Ministers backed away from the expectation that five-year-olds write their names and form simple sentences. Beverley Hughes, children’s minister, said Sir Jim Rose would review the two goals as part of his work on the primary curriculum. The Early Education Advisory Group had criticised the writing goal, but the targets will remain until at least next March. Page 7

Private firms should profit from running state schools and be allowed to sack poor teachers, said the head of the Local Government Association. Teaching unions condemned Sir Simon Milton’s remarks, fearing he was signalling the direction of a Conservative government. Sir Simon said: “My view, and the LGA’s view, is that councils are not meant to run schools any more.”

Pupils are rote-learning sentences in French and other foreign languages and struggle in conversation, Ofsted said. They are unable to speak in “unrehearsed situations” and pronounce foreign words with English accents because poor pronunciation sometimes goes unchecked.
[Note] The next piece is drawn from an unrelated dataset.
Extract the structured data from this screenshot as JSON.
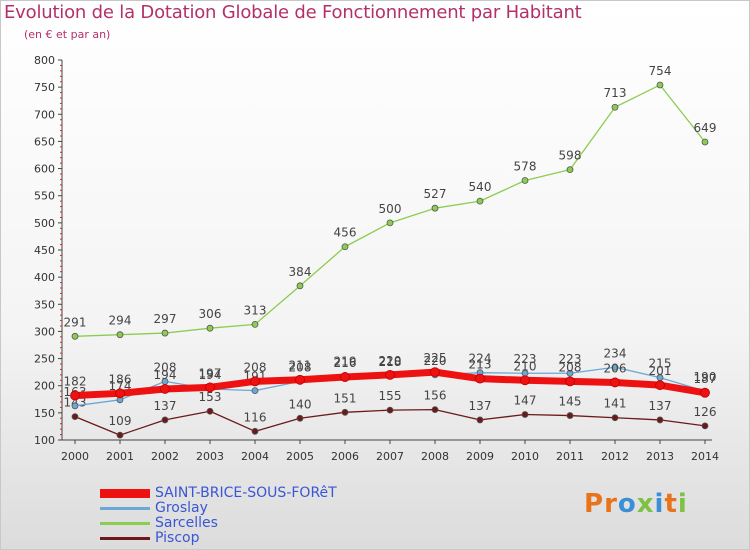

Leading private schools are shunning diplomas, despite government incentives, said The Guardian. A report from the Institute of Education in London warned that the diploma risked deepening the vocational-academic divide. The Nuffield Foundation, a public policy think-tank, said diplomas were qualifications for “refugees” from tougher academic examinations.

The Government has backed a “witch hunt” against faith schools, according to a right-of-centre think-tank. The report by journalist Christina Odone, for the Centre for Policy Studies, said ministers had exaggerated the extent of selection in Christian, Jewish and Muslim schools. But ministers said the future of faith schools was secure.